Bumi Armada’s supplementary contract with Lukoil positive
KUCHING: Bumi Armada Bhd’s (Bumi Armada) supplementary contract with Lukoil-Nizhnevolzhskneft LLC ( Lukoil) has been viewed positively by analysts.
In a press release filed on Bursa Malaysia, Bumi Armada revealed that the supplementary agreement with Lukoil is for additional Engineering, Procurement, Construction and Installation (EPCI) scope.

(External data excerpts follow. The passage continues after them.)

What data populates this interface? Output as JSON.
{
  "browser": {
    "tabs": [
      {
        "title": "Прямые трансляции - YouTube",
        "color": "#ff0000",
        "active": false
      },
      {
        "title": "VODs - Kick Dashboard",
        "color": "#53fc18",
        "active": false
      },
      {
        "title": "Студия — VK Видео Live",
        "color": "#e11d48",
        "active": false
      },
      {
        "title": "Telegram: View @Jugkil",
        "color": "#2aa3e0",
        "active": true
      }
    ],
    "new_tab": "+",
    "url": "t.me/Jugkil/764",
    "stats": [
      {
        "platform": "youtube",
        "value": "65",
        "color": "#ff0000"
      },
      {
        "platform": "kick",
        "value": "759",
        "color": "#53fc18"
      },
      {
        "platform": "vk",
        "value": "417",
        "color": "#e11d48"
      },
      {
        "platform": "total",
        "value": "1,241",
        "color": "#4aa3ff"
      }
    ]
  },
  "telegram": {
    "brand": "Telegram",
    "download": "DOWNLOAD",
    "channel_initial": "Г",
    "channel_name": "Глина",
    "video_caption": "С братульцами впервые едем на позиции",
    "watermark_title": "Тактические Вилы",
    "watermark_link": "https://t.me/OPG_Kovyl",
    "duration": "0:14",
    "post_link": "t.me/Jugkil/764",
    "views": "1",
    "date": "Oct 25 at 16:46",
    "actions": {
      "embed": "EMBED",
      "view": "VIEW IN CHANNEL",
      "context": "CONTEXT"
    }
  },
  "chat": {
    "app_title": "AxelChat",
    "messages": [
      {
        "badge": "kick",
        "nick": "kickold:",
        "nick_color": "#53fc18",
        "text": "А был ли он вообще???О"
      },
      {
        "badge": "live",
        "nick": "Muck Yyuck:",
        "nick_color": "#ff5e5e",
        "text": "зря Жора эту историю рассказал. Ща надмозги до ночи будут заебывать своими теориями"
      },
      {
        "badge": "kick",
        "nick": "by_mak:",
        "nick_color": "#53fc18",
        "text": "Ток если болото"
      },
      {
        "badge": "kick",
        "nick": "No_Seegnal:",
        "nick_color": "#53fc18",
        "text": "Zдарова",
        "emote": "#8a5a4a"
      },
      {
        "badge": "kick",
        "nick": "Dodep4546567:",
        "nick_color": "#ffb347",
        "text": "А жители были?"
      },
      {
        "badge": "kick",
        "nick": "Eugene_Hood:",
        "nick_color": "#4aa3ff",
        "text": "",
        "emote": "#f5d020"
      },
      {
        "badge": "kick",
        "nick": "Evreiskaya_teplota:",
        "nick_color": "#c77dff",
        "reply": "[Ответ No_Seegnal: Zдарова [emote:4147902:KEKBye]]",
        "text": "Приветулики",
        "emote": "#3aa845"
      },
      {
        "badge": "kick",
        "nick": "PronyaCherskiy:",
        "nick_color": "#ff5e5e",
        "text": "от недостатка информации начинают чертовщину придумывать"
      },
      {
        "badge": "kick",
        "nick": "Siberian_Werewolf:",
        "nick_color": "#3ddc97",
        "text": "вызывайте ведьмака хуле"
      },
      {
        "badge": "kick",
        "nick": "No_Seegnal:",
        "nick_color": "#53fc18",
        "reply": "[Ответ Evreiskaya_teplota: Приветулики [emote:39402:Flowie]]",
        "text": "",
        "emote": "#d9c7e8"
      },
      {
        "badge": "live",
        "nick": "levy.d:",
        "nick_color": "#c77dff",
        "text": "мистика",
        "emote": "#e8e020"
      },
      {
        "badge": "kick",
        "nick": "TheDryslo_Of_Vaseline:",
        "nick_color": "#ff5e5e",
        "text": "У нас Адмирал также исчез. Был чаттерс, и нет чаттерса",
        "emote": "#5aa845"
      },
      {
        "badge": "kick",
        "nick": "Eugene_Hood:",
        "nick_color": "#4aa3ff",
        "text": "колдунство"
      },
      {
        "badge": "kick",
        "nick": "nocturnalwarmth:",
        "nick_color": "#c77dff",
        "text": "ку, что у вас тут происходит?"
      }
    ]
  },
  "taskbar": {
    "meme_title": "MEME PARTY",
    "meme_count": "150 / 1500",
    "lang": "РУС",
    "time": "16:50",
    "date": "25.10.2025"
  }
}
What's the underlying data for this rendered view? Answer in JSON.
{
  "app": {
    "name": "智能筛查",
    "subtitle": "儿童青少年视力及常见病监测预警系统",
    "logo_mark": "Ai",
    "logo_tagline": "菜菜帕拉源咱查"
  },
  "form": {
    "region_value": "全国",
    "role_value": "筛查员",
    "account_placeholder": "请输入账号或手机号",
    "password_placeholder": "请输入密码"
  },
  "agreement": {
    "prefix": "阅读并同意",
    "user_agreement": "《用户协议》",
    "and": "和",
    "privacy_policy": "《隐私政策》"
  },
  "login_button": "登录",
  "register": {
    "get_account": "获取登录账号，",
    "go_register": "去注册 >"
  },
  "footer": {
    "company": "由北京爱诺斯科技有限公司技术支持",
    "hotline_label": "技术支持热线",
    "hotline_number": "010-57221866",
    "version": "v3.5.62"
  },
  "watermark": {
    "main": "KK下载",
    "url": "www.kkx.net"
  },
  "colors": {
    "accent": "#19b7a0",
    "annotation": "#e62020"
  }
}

“The additional scope will involve Bumi Armada’s Subsea Construction assets to lay subsea pipelines and undertake post trenching and back-filling works on sections of the Filanovsky field in the Russian sector of the Caspian Sea. The works are expected to be completed in the second half of 2018 and the total contract value is US$134 million (approximately RM576 million),” the group said.
According to the research arm of Kenanga Investment Bank Bhd (Kenanga Research), this contract is positive to Bumi Armada, strengthening the group’s transport and installation (T&I) track record and the client relationship with Lukoil.
Overall, the research arm expected the offshore marine services (OMS) segment to improve from operating losses of RM80.1 million in financial year 2016 (FY16) largely backed lower depreciation post RM733 million impairment charge in the fourth quarter of 2016 (4Q16).
“The new supplementary contract will increase T&I activities marginally, in our view, given that these assets have been working with Lukoil,” Kenanga Research said.
Thus, the research arm made no changes to its earnings forecasts pending announcement of the 2Q17 results end of this month with the expectation of slight improvement quarter on quarter (q-o-q) and stronger second half of 2017 (2H17) with Kraken in the picture.
Meanwhile, AmInvestment Bank Bhd (AmInvestment Bank) estimated that the fresh Lukoil award translates to 3.4-fold the research firm’s FY17F revenue for the group’s transport and installation activities.
“While this could raise our FY17F-FY18F earnings by five per cent-seven per cent, we maintain our forecasts for now pending the group’s 2QFY17 results, which is scheduled to be released on August 25,” it said.
All in, AmInvestment Bank maintained its ‘hold’ recommendation on Bumi Armada with an unchanged fair value of RM0.79 per share based on a 20 per cent discount to its sum-of-parts (SOP) valuation of RM0.99 per share.
As for Kenaga Research, it noted that the share price is currently trading at undemanding valuation of 9.5-fold FY18 price earnings ratio (PER).
Kenanga Research thus maintained its ‘outperform’ call on the stock with an unchanged SOPdriven target price of RM0.90 per share in view of better q-o-q earnings improvement with Kraken in the picture.
“After hitting first oil in January this year, Bumi Armada has been recognising partial charter income as revenue and will be able to recognise full charter rates upon full acceptance,” the research arm said.